触れあった素肌に、反射的に心臓が変な音をたてた。
「はよ」
「ん、おはよう」
なまえの声が甘く身体に染みこんでいく。
多分こうやって、俺のなかになまえの声とか言葉とか温もりとかがたまっていって、コイツという存在が占める割合がこれからどんどんでかくなってくんだろう。正直、既に充分なんだけど、とは思うけど。
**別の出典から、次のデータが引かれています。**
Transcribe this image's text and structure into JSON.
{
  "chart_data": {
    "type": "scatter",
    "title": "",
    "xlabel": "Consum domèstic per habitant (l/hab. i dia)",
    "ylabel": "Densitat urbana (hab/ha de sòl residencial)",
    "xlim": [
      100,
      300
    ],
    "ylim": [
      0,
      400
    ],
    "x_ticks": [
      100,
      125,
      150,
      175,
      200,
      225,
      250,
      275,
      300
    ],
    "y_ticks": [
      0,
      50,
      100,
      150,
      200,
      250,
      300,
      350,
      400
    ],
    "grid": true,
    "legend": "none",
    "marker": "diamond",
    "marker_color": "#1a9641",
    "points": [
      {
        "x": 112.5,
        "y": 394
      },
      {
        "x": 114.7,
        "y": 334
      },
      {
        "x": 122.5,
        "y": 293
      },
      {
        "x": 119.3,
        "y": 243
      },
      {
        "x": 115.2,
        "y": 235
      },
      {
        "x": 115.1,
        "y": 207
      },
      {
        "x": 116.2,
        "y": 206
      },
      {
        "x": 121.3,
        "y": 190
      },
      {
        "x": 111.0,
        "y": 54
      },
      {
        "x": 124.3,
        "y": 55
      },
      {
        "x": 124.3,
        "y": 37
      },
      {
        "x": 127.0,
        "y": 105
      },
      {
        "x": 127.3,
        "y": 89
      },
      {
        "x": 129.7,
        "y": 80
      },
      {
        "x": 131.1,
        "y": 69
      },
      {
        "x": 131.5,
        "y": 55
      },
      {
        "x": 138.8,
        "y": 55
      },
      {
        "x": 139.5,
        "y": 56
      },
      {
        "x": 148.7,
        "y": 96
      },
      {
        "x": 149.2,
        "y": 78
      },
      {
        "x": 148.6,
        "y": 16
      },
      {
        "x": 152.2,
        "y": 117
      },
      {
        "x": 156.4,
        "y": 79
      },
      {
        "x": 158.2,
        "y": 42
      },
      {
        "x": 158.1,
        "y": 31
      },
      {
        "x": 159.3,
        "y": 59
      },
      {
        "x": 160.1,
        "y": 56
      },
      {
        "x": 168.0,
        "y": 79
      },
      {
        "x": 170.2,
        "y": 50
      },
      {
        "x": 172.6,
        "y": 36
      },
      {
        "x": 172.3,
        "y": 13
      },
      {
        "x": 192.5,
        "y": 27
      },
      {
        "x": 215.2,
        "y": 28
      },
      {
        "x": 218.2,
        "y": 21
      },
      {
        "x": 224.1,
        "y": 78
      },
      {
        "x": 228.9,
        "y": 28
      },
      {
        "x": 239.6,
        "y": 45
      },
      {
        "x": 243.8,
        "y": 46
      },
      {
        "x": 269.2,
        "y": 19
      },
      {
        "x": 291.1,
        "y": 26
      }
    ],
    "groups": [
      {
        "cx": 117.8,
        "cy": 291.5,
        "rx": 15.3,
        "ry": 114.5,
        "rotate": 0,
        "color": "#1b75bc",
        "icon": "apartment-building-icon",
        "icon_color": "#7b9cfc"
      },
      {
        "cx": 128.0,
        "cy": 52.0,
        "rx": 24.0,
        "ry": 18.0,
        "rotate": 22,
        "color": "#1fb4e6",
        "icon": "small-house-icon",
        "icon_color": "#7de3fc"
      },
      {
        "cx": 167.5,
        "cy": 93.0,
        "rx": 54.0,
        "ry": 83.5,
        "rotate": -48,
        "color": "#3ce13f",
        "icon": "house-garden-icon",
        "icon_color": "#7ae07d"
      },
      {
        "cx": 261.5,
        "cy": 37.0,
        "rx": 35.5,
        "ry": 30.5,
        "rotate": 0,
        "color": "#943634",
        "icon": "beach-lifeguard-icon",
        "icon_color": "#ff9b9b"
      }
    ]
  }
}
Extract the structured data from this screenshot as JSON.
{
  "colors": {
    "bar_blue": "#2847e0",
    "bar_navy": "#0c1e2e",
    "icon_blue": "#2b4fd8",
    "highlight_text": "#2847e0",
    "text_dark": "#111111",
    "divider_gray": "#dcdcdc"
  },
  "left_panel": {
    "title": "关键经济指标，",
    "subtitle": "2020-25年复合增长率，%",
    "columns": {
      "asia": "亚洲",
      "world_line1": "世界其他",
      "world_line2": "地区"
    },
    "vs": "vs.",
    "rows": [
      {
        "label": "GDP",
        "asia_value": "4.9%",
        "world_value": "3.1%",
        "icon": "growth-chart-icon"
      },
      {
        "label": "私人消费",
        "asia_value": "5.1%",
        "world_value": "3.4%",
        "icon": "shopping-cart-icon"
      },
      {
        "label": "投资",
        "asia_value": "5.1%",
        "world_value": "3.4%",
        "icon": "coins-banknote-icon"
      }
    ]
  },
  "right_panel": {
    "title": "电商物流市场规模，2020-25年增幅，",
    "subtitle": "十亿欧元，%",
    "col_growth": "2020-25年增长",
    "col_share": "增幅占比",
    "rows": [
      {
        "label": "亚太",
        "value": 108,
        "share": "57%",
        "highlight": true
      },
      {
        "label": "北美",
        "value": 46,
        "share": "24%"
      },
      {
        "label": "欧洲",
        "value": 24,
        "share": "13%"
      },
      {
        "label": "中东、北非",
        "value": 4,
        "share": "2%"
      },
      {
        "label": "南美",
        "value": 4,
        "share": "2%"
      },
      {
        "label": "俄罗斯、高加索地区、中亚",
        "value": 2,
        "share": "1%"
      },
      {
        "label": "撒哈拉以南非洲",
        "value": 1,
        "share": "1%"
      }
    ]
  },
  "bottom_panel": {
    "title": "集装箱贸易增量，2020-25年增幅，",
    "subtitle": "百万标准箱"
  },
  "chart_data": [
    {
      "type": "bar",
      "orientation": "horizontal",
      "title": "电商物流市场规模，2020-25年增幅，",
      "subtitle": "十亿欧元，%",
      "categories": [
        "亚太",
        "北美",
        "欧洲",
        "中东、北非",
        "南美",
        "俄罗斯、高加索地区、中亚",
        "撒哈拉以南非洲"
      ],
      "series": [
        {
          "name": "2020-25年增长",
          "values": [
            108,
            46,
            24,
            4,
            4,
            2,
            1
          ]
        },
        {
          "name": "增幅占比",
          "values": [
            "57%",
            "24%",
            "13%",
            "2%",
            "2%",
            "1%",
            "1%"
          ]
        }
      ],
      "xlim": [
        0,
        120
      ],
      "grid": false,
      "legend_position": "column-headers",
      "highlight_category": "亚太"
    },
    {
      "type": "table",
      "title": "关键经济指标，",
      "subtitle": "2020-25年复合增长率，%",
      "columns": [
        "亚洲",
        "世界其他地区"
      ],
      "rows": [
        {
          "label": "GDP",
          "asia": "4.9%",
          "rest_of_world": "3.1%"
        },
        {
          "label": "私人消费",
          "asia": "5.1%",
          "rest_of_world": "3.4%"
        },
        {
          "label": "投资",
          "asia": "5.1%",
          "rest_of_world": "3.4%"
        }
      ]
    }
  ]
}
すり寄ってきたなまえの髪が首にあたってくすぐってぇ。けど、それで俺の腕は緩むどころか、離すまいと更に強まった。
「身体、痛くねえか」
「大丈夫だと思う。ありがとう」
「無理はすんなよ」
まあ、俺の所為なんだけど。
「ふふ、莇くん優しいね」
「別に」
優しいわけじゃ、と言いかけたところで、「知ってたけど」なんて嬉しそうに言われたら、否定も出来なくなった。
言いなりかよ。情けねえ。
自分ではそう思いながらも、どっかでまあいいかと思ってるところもあるから、俺はもしかしたらもうコイツに一生勝てねえんじゃないかなんて考えが過ぎる。
「なまえ」
「なあに?」
顔を上げたなまえの頬に触れてキスをしたら、なまえは瞬時に真っ赤になって動揺した。その表情に気を良くして、フッと笑う。
「勝った」
「ええ……勝ったって、なにそれぇ」
困ったような顔をしながら依然赤いままの頬は、チークがなくたって充分で、キレイだ。引き寄せられるようにそこにキスをしたら、「ひぁ」と小さく声が零れた。
「こ、こんな莇くんは知らない……」
どれだけ必死なんだか、目まで潤ませてるなまえに笑って、「これから知ってけよ」と宣戦布告じみたことを言う。
俺だって、こんなに可愛いなまえも、こんな満ち足りた気持ちで迎える朝だって知らねえよ、なんて内心の動揺は精一杯の矜恃でひた隠しながら。